Após ameaça de suspensão, hospitais chegam a acordo com Governo e mantêm atendimentos pelo Servir e SUS
Os hospitais da rede complementar manterão os atendimentos aos usuários do Plano Servir e do Sistema Único de Saúde (SUS) no Tocantins. A continuidade dos serviços foi definida após reunião realizada nesta sexta-feira (7) entre representantes do Governo do Estado e do Sindicato dos Hospitais e Estabelecimentos de Serviços de Saúde do Tocantins (Sindesto).
O acordo ocorre após semanas de impasse envolvendo pagamentos à rede credenciada.
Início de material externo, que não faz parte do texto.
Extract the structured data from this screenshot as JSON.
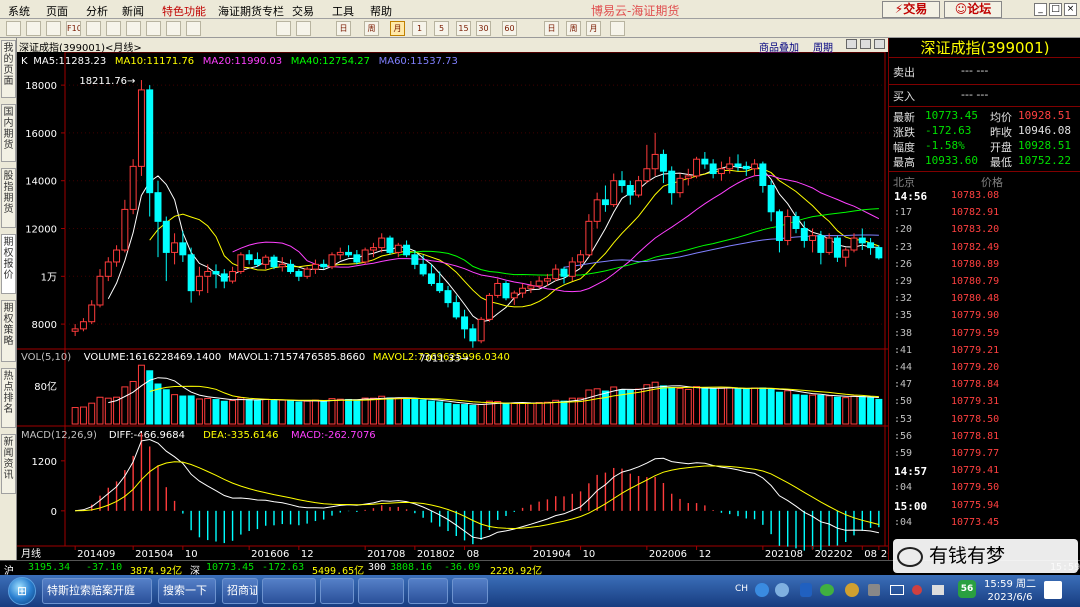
{
  "menu": {
    "items": [
      "系统",
      "页面",
      "分析",
      "新闻",
      "特色功能",
      "海证期货专栏",
      "交易",
      "工具",
      "帮助"
    ],
    "app_title": "博易云-海证期货",
    "trade_btn": "交易",
    "forum_btn": "论坛"
  },
  "toolbar": {
    "buttons": [
      "home",
      "back",
      "fwd",
      "f10",
      "search",
      "zoom",
      "info",
      "alert",
      "tools",
      "grid",
      "list",
      "calc",
      "day",
      "week",
      "month",
      "m1",
      "m5",
      "m15",
      "m30",
      "m60",
      "d",
      "w",
      "m",
      "note"
    ],
    "labels": [
      "",
      "",
      "",
      "F10",
      "",
      "",
      "",
      "",
      "",
      "",
      "",
      "",
      "日",
      "周",
      "月",
      "1",
      "5",
      "15",
      "30",
      "60",
      "日",
      "周",
      "月",
      ""
    ]
  },
  "sidetabs": [
    "我的页面",
    "国内期货",
    "股指期货",
    "期权报价",
    "期权策略",
    "热点排名",
    "新闻资讯"
  ],
  "chart": {
    "name": "深证成指(399001)",
    "period": "月线",
    "overlay_link": "商品叠加",
    "period_btn": "周期",
    "ma_legend": [
      {
        "text": "K",
        "color": "#ffffff"
      },
      {
        "text": "MA5:11283.23",
        "color": "#ffffff"
      },
      {
        "text": "MA10:11171.76",
        "color": "#ffff00"
      },
      {
        "text": "MA20:11990.03",
        "color": "#ff40ff"
      },
      {
        "text": "MA40:12754.27",
        "color": "#00ff00"
      },
      {
        "text": "MA60:11537.73",
        "color": "#8080ff"
      }
    ],
    "vol_legend": [
      {
        "text": "VOL(5,10)",
        "color": "#c0c0c0"
      },
      {
        "text": "VOLUME:1616228469.1400",
        "color": "#ffffff"
      },
      {
        "text": "MAVOL1:7157476585.8660",
        "color": "#ffffff"
      },
      {
        "text": "MAVOL2:7369625996.0340",
        "color": "#ffff00"
      }
    ],
    "macd_legend": [
      {
        "text": "MACD(12,26,9)",
        "color": "#c0c0c0"
      },
      {
        "text": "DIFF:-466.9684",
        "color": "#ffffff"
      },
      {
        "text": "DEA:-335.6146",
        "color": "#ffff00"
      },
      {
        "text": "MACD:-262.7076",
        "color": "#ff40ff"
      }
    ],
    "price_ticks": [
      "18000",
      "16000",
      "14000",
      "12000",
      "1万",
      "8000"
    ],
    "vol_ticks": [
      "80亿"
    ],
    "macd_ticks": [
      "1200",
      "0"
    ],
    "x_label": "月线",
    "x_ticks": [
      "201409",
      "201504",
      "10",
      "201606",
      "12",
      "201708",
      "201802",
      "08",
      "201904",
      "10",
      "202006",
      "12",
      "202108",
      "202202",
      "08",
      "202304"
    ],
    "high_label": "18211.76",
    "low_label": "7011.33"
  },
  "chart_data": {
    "type": "candlestick",
    "title": "深证成指(399001) 月线",
    "price_range": [
      7000,
      18800
    ],
    "start_month": "2014-09",
    "ohlc": [
      [
        7700,
        8000,
        7500,
        7800
      ],
      [
        7800,
        8250,
        7700,
        8100
      ],
      [
        8100,
        9000,
        8000,
        8800
      ],
      [
        8800,
        10300,
        8700,
        10000
      ],
      [
        10000,
        10800,
        9800,
        10600
      ],
      [
        10600,
        11300,
        10400,
        11100
      ],
      [
        11100,
        13200,
        11000,
        12800
      ],
      [
        12800,
        14900,
        12600,
        14600
      ],
      [
        14600,
        18211.76,
        14200,
        17800
      ],
      [
        17800,
        18000,
        12500,
        13500
      ],
      [
        13500,
        14000,
        10800,
        12300
      ],
      [
        12300,
        12500,
        9800,
        11000
      ],
      [
        11000,
        11800,
        10500,
        11400
      ],
      [
        11400,
        11900,
        10600,
        10900
      ],
      [
        10900,
        11200,
        8900,
        9400
      ],
      [
        9400,
        10400,
        9200,
        10000
      ],
      [
        10000,
        10500,
        9300,
        10200
      ],
      [
        10200,
        10500,
        9500,
        10100
      ],
      [
        10100,
        10300,
        9500,
        9800
      ],
      [
        9800,
        10400,
        9700,
        10200
      ],
      [
        10200,
        11000,
        10100,
        10900
      ],
      [
        10900,
        11100,
        10500,
        10700
      ],
      [
        10700,
        11000,
        10400,
        10500
      ],
      [
        10500,
        10900,
        10300,
        10800
      ],
      [
        10800,
        10900,
        10300,
        10400
      ],
      [
        10400,
        10800,
        10200,
        10500
      ],
      [
        10500,
        10700,
        10100,
        10200
      ],
      [
        10200,
        10300,
        9800,
        10000
      ],
      [
        10000,
        10400,
        9900,
        10300
      ],
      [
        10300,
        10700,
        10100,
        10500
      ],
      [
        10500,
        10700,
        10300,
        10400
      ],
      [
        10400,
        11000,
        10300,
        10900
      ],
      [
        10900,
        11200,
        10700,
        11000
      ],
      [
        11000,
        11300,
        10800,
        10900
      ],
      [
        10900,
        11100,
        10500,
        10600
      ],
      [
        10600,
        11200,
        10500,
        11100
      ],
      [
        11100,
        11400,
        10800,
        11200
      ],
      [
        11200,
        11800,
        11000,
        11600
      ],
      [
        11600,
        11700,
        10900,
        11000
      ],
      [
        11000,
        11400,
        10800,
        11300
      ],
      [
        11300,
        11500,
        10800,
        10900
      ],
      [
        10900,
        11100,
        10300,
        10500
      ],
      [
        10500,
        10900,
        10000,
        10100
      ],
      [
        10100,
        10500,
        9600,
        9700
      ],
      [
        9700,
        10200,
        9300,
        9400
      ],
      [
        9400,
        9600,
        8700,
        8900
      ],
      [
        8900,
        9200,
        8200,
        8300
      ],
      [
        8300,
        8600,
        7400,
        7800
      ],
      [
        7800,
        8000,
        7011.33,
        7300
      ],
      [
        7300,
        8300,
        7200,
        8200
      ],
      [
        8200,
        9300,
        8100,
        9200
      ],
      [
        9200,
        9900,
        9100,
        9700
      ],
      [
        9700,
        9800,
        9000,
        9100
      ],
      [
        9100,
        9400,
        8800,
        9300
      ],
      [
        9300,
        9700,
        9100,
        9500
      ],
      [
        9500,
        9800,
        9300,
        9600
      ],
      [
        9600,
        10000,
        9500,
        9800
      ],
      [
        9800,
        10100,
        9600,
        9900
      ],
      [
        9900,
        10500,
        9800,
        10300
      ],
      [
        10300,
        10400,
        9700,
        10000
      ],
      [
        10000,
        10800,
        9800,
        10600
      ],
      [
        10600,
        11100,
        10300,
        10900
      ],
      [
        10900,
        12600,
        10800,
        12300
      ],
      [
        12300,
        13500,
        12000,
        13200
      ],
      [
        13200,
        13800,
        12700,
        13000
      ],
      [
        13000,
        14300,
        12900,
        14000
      ],
      [
        14000,
        14400,
        13500,
        13800
      ],
      [
        13800,
        14000,
        13000,
        13400
      ],
      [
        13400,
        14200,
        13300,
        14000
      ],
      [
        14000,
        15500,
        13900,
        14500
      ],
      [
        14500,
        16000,
        14200,
        15100
      ],
      [
        15100,
        15300,
        13900,
        14400
      ],
      [
        14400,
        14600,
        13000,
        13500
      ],
      [
        13500,
        14300,
        13300,
        14100
      ],
      [
        14100,
        14500,
        13800,
        14200
      ],
      [
        14200,
        15000,
        14100,
        14900
      ],
      [
        14900,
        15200,
        14500,
        14700
      ],
      [
        14700,
        14900,
        14100,
        14300
      ],
      [
        14300,
        14800,
        14000,
        14500
      ],
      [
        14500,
        15000,
        14300,
        14700
      ],
      [
        14700,
        15100,
        14400,
        14600
      ],
      [
        14600,
        14800,
        14200,
        14500
      ],
      [
        14500,
        14900,
        14200,
        14700
      ],
      [
        14700,
        14800,
        13500,
        13800
      ],
      [
        13800,
        14000,
        12300,
        12700
      ],
      [
        12700,
        12800,
        11000,
        11500
      ],
      [
        11500,
        12800,
        11300,
        12500
      ],
      [
        12500,
        12700,
        11800,
        12000
      ],
      [
        12000,
        12300,
        11200,
        11500
      ],
      [
        11500,
        12000,
        11000,
        11700
      ],
      [
        11700,
        11900,
        10500,
        11000
      ],
      [
        11000,
        11800,
        10900,
        11600
      ],
      [
        11600,
        11700,
        10600,
        10800
      ],
      [
        10800,
        11200,
        10400,
        11100
      ],
      [
        11100,
        11800,
        11000,
        11600
      ],
      [
        11600,
        12000,
        11100,
        11400
      ],
      [
        11400,
        11600,
        10900,
        11200
      ],
      [
        11200,
        11300,
        10700,
        10773
      ]
    ],
    "volume_range": [
      0,
      13000000000
    ],
    "macd_range": [
      -700,
      1700
    ]
  },
  "quote": {
    "title": "深证成指(399001)",
    "sell_label": "卖出",
    "buy_label": "买入",
    "sell_val": "---   ---",
    "buy_val": "---   ---",
    "rows": [
      {
        "l1": "最新",
        "v1": "10773.45",
        "c1": "grn",
        "l2": "均价",
        "v2": "10928.51",
        "c2": "red"
      },
      {
        "l1": "涨跌",
        "v1": "-172.63",
        "c1": "grn",
        "l2": "昨收",
        "v2": "10946.08",
        "c2": "ql"
      },
      {
        "l1": "幅度",
        "v1": "-1.58%",
        "c1": "grn",
        "l2": "开盘",
        "v2": "10928.51",
        "c2": "grn"
      },
      {
        "l1": "最高",
        "v1": "10933.60",
        "c1": "grn",
        "l2": "最低",
        "v2": "10752.22",
        "c2": "grn"
      }
    ],
    "tick_header_l": "北京",
    "tick_header_r": "价格",
    "ticks": [
      {
        "t": "14:56",
        "p": "10783.08",
        "b": true
      },
      {
        "t": ":17",
        "p": "10782.91"
      },
      {
        "t": ":20",
        "p": "10783.20"
      },
      {
        "t": ":23",
        "p": "10782.49"
      },
      {
        "t": ":26",
        "p": "10780.89"
      },
      {
        "t": ":29",
        "p": "10780.79"
      },
      {
        "t": ":32",
        "p": "10780.48"
      },
      {
        "t": ":35",
        "p": "10779.90"
      },
      {
        "t": ":38",
        "p": "10779.59"
      },
      {
        "t": ":41",
        "p": "10779.21"
      },
      {
        "t": ":44",
        "p": "10779.20"
      },
      {
        "t": ":47",
        "p": "10778.84"
      },
      {
        "t": ":50",
        "p": "10779.31"
      },
      {
        "t": ":53",
        "p": "10778.50"
      },
      {
        "t": ":56",
        "p": "10778.81"
      },
      {
        "t": ":59",
        "p": "10779.77"
      },
      {
        "t": "14:57",
        "p": "10779.41",
        "b": true
      },
      {
        "t": ":04",
        "p": "10779.50"
      },
      {
        "t": "15:00",
        "p": "10775.94",
        "b": true
      },
      {
        "t": ":04",
        "p": "10773.45"
      }
    ]
  },
  "status": [
    {
      "text": "沪",
      "color": "#ffffff"
    },
    {
      "text": "3195.34",
      "color": "#00e000"
    },
    {
      "text": "-37.10",
      "color": "#00e000"
    },
    {
      "text": "3874.92亿",
      "color": "#ffff00"
    },
    {
      "text": "深",
      "color": "#ffffff"
    },
    {
      "text": "10773.45",
      "color": "#00e000"
    },
    {
      "text": "-172.63",
      "color": "#00e000"
    },
    {
      "text": "5499.65亿",
      "color": "#ffff00"
    },
    {
      "text": "300",
      "color": "#ffffff"
    },
    {
      "text": "3808.16",
      "color": "#00e000"
    },
    {
      "text": "-36.09",
      "color": "#00e000"
    },
    {
      "text": "2220.92亿",
      "color": "#ffff00"
    }
  ],
  "status_time": "15:59",
  "taskbar": {
    "start": "⊞",
    "tasks": [
      "特斯拉索赔案开庭",
      "搜索一下",
      "招商证券",
      "",
      "",
      "",
      "",
      ""
    ],
    "tray_lang": "CH",
    "tray_badge": "56",
    "time": "15:59 周二",
    "date": "2023/6/6"
  },
  "watermark": "有钱有梦"
}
Em julho, o Sindesto chegou a notificar o Governo do Tocantins e alertar para a possibilidade de suspensão dos atendimentos caso os débitos com hospitais, clínicas e laboratórios não fossem regularizados.
Atendimento segue normalmente
Com o entendimento firmado nesta sexta-feira, os atendimentos aos beneficiários do Servir e aos pacientes do SUS permanecem mantidos em toda a rede complementar.
Participaram da reunião representantes das secretarias estaduais da Saúde (SES-TO), Administração (Secad), Planejamento e Orçamento (Seplan) e Fazenda (Sefaz), além da Chefia de Gabinete do Governo e do Sindesto.
Segundo o Governo do Tocantins, as negociações com os representantes da rede complementar vinham sendo realizadas desde o início do impasse, com o objetivo de encontrar uma solução que garantisse a continuidade da assistência.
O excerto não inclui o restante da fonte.